Was the murder of two RUC detectives shot dead by the Provisionals inside the Liverpool Bar in the city's docklands in August 1987 what prompted a chain of events which ended with SAS soldiers killing three IRA volunteers planning to detonate a car bomb in Gibraltar the following year?
Was the surveillance operation against the Gibraltar trio directed from Whitehall?
What did Mrs Thatcher and the Chief Constable in Belfast really know about that particular security operation, which haunted the IRA for years?
A demanding media in Belfast frequently challenged her grasp of Northern Ireland's political complexities. which sometimes tended to baffle and bewilder other visiting British ministers.

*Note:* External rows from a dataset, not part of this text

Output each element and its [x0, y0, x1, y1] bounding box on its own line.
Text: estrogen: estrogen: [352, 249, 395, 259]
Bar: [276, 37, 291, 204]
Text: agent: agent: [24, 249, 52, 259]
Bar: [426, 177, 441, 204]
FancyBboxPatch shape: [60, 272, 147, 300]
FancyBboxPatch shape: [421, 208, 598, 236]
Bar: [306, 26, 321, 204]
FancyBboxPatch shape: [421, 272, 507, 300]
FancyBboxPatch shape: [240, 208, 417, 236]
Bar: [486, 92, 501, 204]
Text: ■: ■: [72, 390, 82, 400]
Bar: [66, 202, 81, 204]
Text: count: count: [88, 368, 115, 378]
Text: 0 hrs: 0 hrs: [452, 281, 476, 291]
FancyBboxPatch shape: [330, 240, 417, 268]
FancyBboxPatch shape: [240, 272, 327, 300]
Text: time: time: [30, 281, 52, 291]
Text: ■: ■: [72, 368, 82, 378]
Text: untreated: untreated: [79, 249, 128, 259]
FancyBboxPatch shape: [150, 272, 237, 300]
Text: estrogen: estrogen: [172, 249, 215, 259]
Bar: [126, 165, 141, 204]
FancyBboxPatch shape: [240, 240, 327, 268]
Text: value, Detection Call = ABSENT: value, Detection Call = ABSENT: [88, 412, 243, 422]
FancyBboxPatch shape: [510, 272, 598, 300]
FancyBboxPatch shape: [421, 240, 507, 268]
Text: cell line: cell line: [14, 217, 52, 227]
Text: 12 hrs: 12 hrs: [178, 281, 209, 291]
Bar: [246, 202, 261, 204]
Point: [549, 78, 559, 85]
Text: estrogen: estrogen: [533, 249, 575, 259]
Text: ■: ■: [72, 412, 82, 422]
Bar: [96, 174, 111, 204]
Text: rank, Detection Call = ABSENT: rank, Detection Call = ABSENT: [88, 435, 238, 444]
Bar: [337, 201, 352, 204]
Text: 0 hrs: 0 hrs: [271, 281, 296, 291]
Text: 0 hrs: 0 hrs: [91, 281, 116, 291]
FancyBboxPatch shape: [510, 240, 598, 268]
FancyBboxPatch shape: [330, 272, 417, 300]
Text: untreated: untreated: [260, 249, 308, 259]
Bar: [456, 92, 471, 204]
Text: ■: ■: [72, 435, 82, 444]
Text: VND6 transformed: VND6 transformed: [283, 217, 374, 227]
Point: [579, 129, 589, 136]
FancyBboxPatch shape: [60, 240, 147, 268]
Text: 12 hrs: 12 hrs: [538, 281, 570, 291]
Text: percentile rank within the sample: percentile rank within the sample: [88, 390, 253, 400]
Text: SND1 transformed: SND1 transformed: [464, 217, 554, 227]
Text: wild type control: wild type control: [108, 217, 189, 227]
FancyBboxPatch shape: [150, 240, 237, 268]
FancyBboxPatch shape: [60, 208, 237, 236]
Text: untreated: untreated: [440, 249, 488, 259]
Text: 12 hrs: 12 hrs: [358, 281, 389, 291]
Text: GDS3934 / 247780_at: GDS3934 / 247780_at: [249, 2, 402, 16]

But not her. She had the measure of all of us, even the aggressive Eamonn Mallie, who famously confronted her with his microphone early one afternoon at a room overlooking the gardens at Stormont Castle.
Not so much an interview, more a vicious exchange, and her dislike of Downtown Radio's then political editor was obvious.
She could be equally dismissive of those who were supposed to be on her side. It was Christmas 1982, just before she was due to fly back to London after making a live televised teatime address to an audience in despair at a growing political and security crisis.
Jim Prior was secretary of state at the time and keen to get her public backing for a new political initiative, inviting nationalists and unionists to sit down together at Parliament Buildings.
But she either forgot, or deliberately failed to mention his plans - he called it a Constitutional Convention - leaving Mr Prior incandescent.
It was getting late after another long and tense day.
Some of the Downing Street staff were beginning to show signs of weariness and I had a wife and two young sons waiting patiently at home getting ready for Santa's arrival.
The prime minister liked a stiff Scotch at the end of every Northern Ireland visit but before she could raise the tumbler she was handed after emerging from a makeshift TV studio in an adjoining room at Aldergrove, Mr Prior let rip.
His face was a puce. "How could you?" he thundered.
"How could you? How could you go through with that and not talk about the Convention? I can't believe you did that..."
She fired him a withering look of such intensity no-one who was there that night dared respond - not even her husband, who eventually broke the silence to inquire if she had enough soda water in her Bell's whisky.
"Yes, Denis," she replied. "I'll just take another dash if you don't mind, a small dash will do."